For one, it’s his putting. This year, McNealy is 3 to 4 strokes better per round on the greens.
“Since the start of my freshman year I’ve sought to determine my weaknesses,” McNealy said. “My putting was the best example of that. I’ve now turned that into a strength, and it’s been a big difference.”
In working on improving his prowess on the greens, and everywhere else on the course for that matter, McNealy decided to drop his other love—hockey—to give golf his full attention. Last year, he was playing hockey six months out of the year. This year, as he puts it, “I’ve had a golf club in my hand every day.”

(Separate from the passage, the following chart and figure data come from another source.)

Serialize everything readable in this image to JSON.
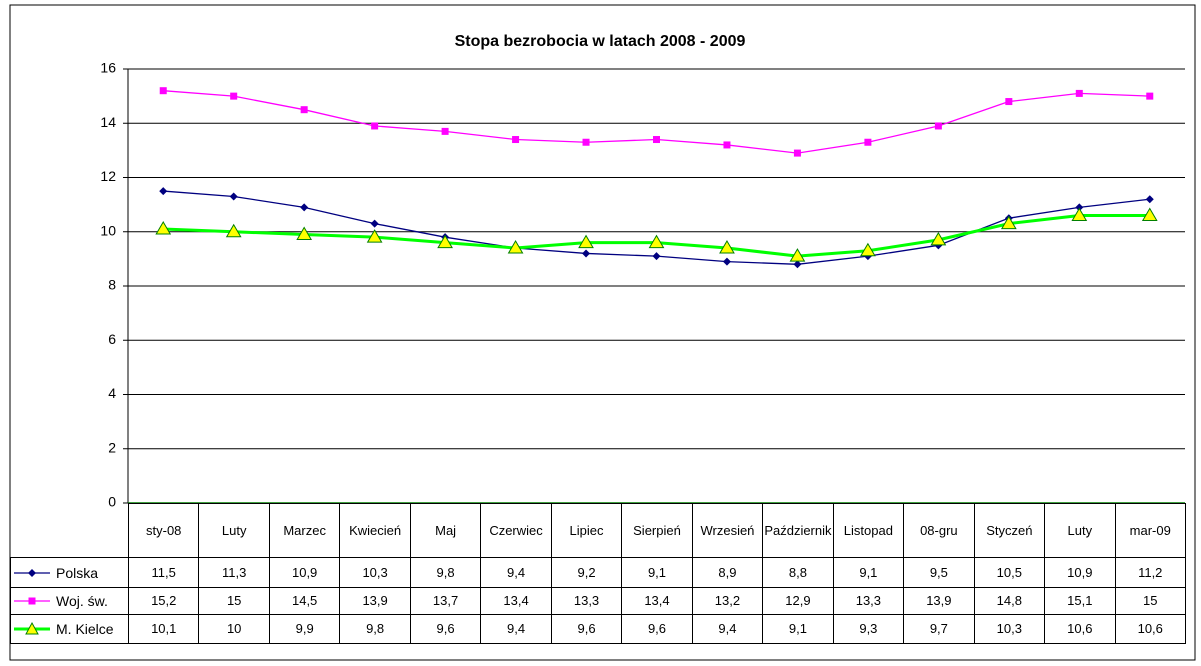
{
  "chart_data": {
    "type": "line",
    "title": "Stopa bezrobocia w latach 2008 - 2009",
    "categories": [
      "sty-08",
      "Luty",
      "Marzec",
      "Kwiecień",
      "Maj",
      "Czerwiec",
      "Lipiec",
      "Sierpień",
      "Wrzesień",
      "Październik",
      "Listopad",
      "08-gru",
      "Styczeń",
      "Luty",
      "mar-09"
    ],
    "series": [
      {
        "name": "Polska",
        "color": "#000080",
        "marker": "diamond",
        "values": [
          11.5,
          11.3,
          10.9,
          10.3,
          9.8,
          9.4,
          9.2,
          9.1,
          8.9,
          8.8,
          9.1,
          9.5,
          10.5,
          10.9,
          11.2
        ],
        "value_labels": [
          "11,5",
          "11,3",
          "10,9",
          "10,3",
          "9,8",
          "9,4",
          "9,2",
          "9,1",
          "8,9",
          "8,8",
          "9,1",
          "9,5",
          "10,5",
          "10,9",
          "11,2"
        ]
      },
      {
        "name": "Woj. św.",
        "color": "#ff00ff",
        "marker": "square",
        "values": [
          15.2,
          15,
          14.5,
          13.9,
          13.7,
          13.4,
          13.3,
          13.4,
          13.2,
          12.9,
          13.3,
          13.9,
          14.8,
          15.1,
          15
        ],
        "value_labels": [
          "15,2",
          "15",
          "14,5",
          "13,9",
          "13,7",
          "13,4",
          "13,3",
          "13,4",
          "13,2",
          "12,9",
          "13,3",
          "13,9",
          "14,8",
          "15,1",
          "15"
        ]
      },
      {
        "name": "M. Kielce",
        "color": "#00ff00",
        "marker": "triangle",
        "values": [
          10.1,
          10,
          9.9,
          9.8,
          9.6,
          9.4,
          9.6,
          9.6,
          9.4,
          9.1,
          9.3,
          9.7,
          10.3,
          10.6,
          10.6
        ],
        "value_labels": [
          "10,1",
          "10",
          "9,9",
          "9,8",
          "9,6",
          "9,4",
          "9,6",
          "9,6",
          "9,4",
          "9,1",
          "9,3",
          "9,7",
          "10,3",
          "10,6",
          "10,6"
        ]
      }
    ],
    "ylim": [
      0,
      16
    ],
    "yticks": [
      0,
      2,
      4,
      6,
      8,
      10,
      12,
      14,
      16
    ],
    "grid": true
  }
}
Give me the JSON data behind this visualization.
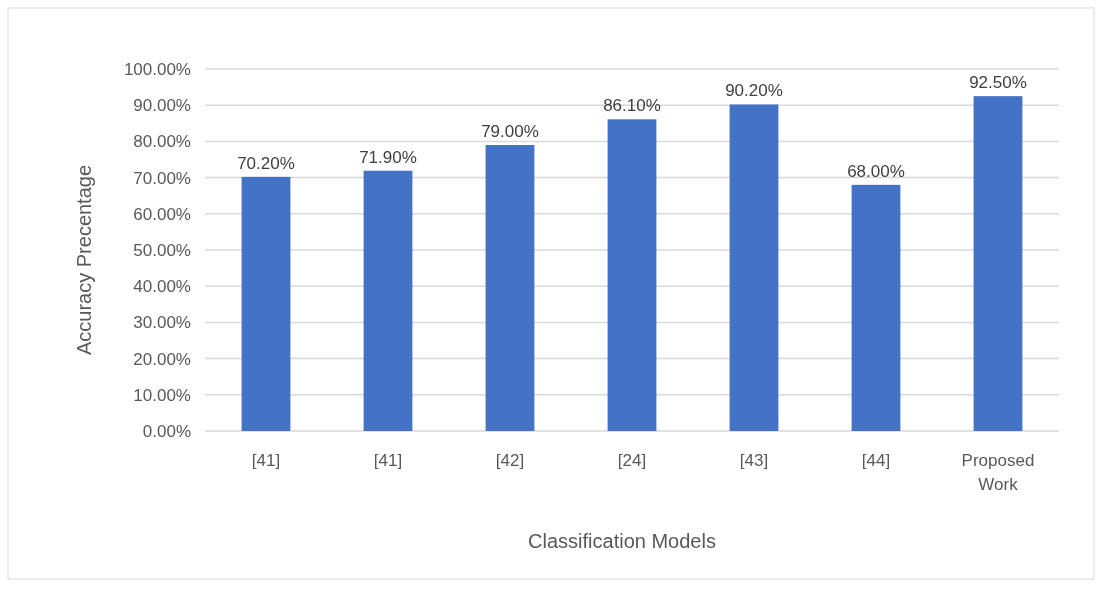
{
  "chart_data": {
    "type": "bar",
    "xlabel": "Classification Models",
    "ylabel": "Accuracy Precentage",
    "categories": [
      "[41]",
      "[41]",
      "[42]",
      "[24]",
      "[43]",
      "[44]",
      "Proposed Work"
    ],
    "values": [
      70.2,
      71.9,
      79.0,
      86.1,
      90.2,
      68.0,
      92.5
    ],
    "value_labels": [
      "70.20%",
      "71.90%",
      "79.00%",
      "86.10%",
      "90.20%",
      "68.00%",
      "92.50%"
    ],
    "color": "#4472c4",
    "ylim": [
      0,
      100
    ],
    "yticks": [
      {
        "value": 0,
        "label": "0.00%"
      },
      {
        "value": 10,
        "label": "10.00%"
      },
      {
        "value": 20,
        "label": "20.00%"
      },
      {
        "value": 30,
        "label": "30.00%"
      },
      {
        "value": 40,
        "label": "40.00%"
      },
      {
        "value": 50,
        "label": "50.00%"
      },
      {
        "value": 60,
        "label": "60.00%"
      },
      {
        "value": 70,
        "label": "70.00%"
      },
      {
        "value": 80,
        "label": "80.00%"
      },
      {
        "value": 90,
        "label": "90.00%"
      },
      {
        "value": 100,
        "label": "100.00%"
      }
    ],
    "grid": "y"
  }
}
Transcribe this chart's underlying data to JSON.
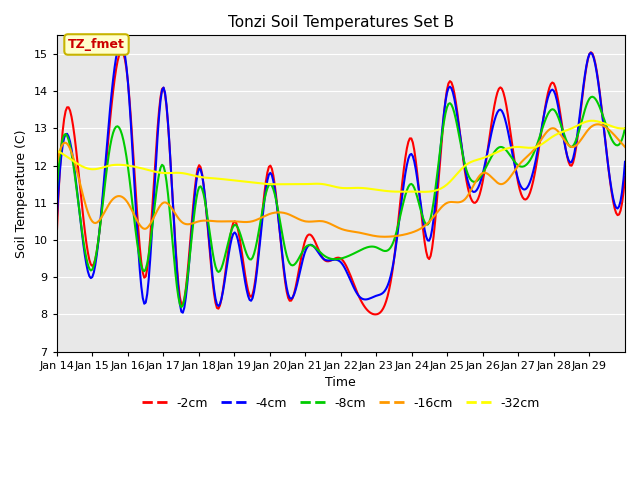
{
  "title": "Tonzi Soil Temperatures Set B",
  "xlabel": "Time",
  "ylabel": "Soil Temperature (C)",
  "ylim": [
    7.0,
    15.5
  ],
  "yticks": [
    7.0,
    8.0,
    9.0,
    10.0,
    11.0,
    12.0,
    13.0,
    14.0,
    15.0
  ],
  "x_labels": [
    "Jan 14",
    "Jan 15",
    "Jan 16",
    "Jan 17",
    "Jan 18",
    "Jan 19",
    "Jan 20",
    "Jan 21",
    "Jan 22",
    "Jan 23",
    "Jan 24",
    "Jan 25",
    "Jan 26",
    "Jan 27",
    "Jan 28",
    "Jan 29"
  ],
  "plot_bg_color": "#e8e8e8",
  "legend_label": "TZ_fmet",
  "legend_box_color": "#ffffcc",
  "legend_box_edge": "#c8b400",
  "series_labels": [
    "-2cm",
    "-4cm",
    "-8cm",
    "-16cm",
    "-32cm"
  ],
  "series_colors": [
    "#ff0000",
    "#0000ff",
    "#00cc00",
    "#ff9900",
    "#ffff00"
  ],
  "line_width": 1.5,
  "key_times": [
    0,
    0.5,
    1.0,
    1.5,
    2.0,
    2.5,
    3.0,
    3.5,
    4.0,
    4.5,
    5.0,
    5.5,
    6.0,
    6.5,
    7.0,
    7.5,
    8.0,
    8.5,
    9.0,
    9.5,
    10.0,
    10.5,
    11.0,
    11.5,
    12.0,
    12.5,
    13.0,
    13.5,
    14.0,
    14.5,
    15.0,
    15.5,
    16.0
  ],
  "vals_2cm": [
    10.1,
    12.8,
    9.3,
    13.2,
    14.3,
    9.0,
    14.1,
    8.3,
    12.0,
    8.2,
    10.5,
    8.5,
    12.0,
    8.5,
    10.0,
    9.5,
    9.5,
    8.5,
    8.0,
    9.5,
    12.7,
    9.5,
    14.1,
    11.8,
    11.6,
    14.1,
    11.5,
    12.0,
    14.2,
    12.0,
    15.0,
    12.2,
    11.7
  ],
  "vals_4cm": [
    10.5,
    11.9,
    9.0,
    13.5,
    14.3,
    8.3,
    14.1,
    8.1,
    11.9,
    8.3,
    10.2,
    8.4,
    11.8,
    8.6,
    9.7,
    9.5,
    9.4,
    8.5,
    8.5,
    9.5,
    12.3,
    10.0,
    14.0,
    11.9,
    11.8,
    13.5,
    11.6,
    12.2,
    14.0,
    12.1,
    15.0,
    12.2,
    12.1
  ],
  "vals_8cm": [
    11.3,
    11.8,
    9.2,
    12.5,
    12.0,
    9.2,
    12.0,
    8.2,
    11.4,
    9.2,
    10.4,
    9.5,
    11.5,
    9.5,
    9.8,
    9.6,
    9.5,
    9.7,
    9.8,
    10.0,
    11.5,
    10.5,
    13.6,
    12.0,
    11.8,
    12.5,
    12.0,
    12.5,
    13.5,
    12.5,
    13.8,
    13.0,
    13.0
  ],
  "vals_16cm": [
    12.0,
    12.1,
    10.5,
    11.0,
    11.0,
    10.3,
    11.0,
    10.5,
    10.5,
    10.5,
    10.5,
    10.5,
    10.7,
    10.7,
    10.5,
    10.5,
    10.3,
    10.2,
    10.1,
    10.1,
    10.2,
    10.5,
    11.0,
    11.1,
    11.8,
    11.5,
    12.0,
    12.5,
    13.0,
    12.5,
    13.0,
    13.0,
    12.5
  ],
  "vals_32cm": [
    12.4,
    12.1,
    11.9,
    12.0,
    12.0,
    11.9,
    11.8,
    11.8,
    11.7,
    11.65,
    11.6,
    11.55,
    11.5,
    11.5,
    11.5,
    11.5,
    11.4,
    11.4,
    11.35,
    11.3,
    11.3,
    11.3,
    11.5,
    12.0,
    12.2,
    12.4,
    12.5,
    12.5,
    12.8,
    13.0,
    13.2,
    13.1,
    13.0
  ]
}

His time on the rink, however, has paid dividends on the links. According to McNealy, hockey has helped him raise his potential. It’s also been great as a cross-trainer for golf.
“Hockey has been great for my hand-eye coordination. My swing is like a slap shot,” McNealy said. “Hockey builds strength and stability. When you’re in skates you’re basically balancing on two knives. That builds strength and stability, which you need when you swing a golf club. I’ve also been fortunate to not have any injuries Hockey also builds a strong core on the body, and that in turn has protected my back.”
For McNealy, there’s also been a change mentally. He doesn’t look at practicing on his game as work. He looks forward to time on the range and playing simply because he loves the game.
The 2015 version of McNealy doesn’t think about what his score is. It’s all about relaxing and having fun.
“It’s all now more process oriented than results oriented,” he said. “I give 100% each shot, and the results are the results. That takes a lot of pressure off me.”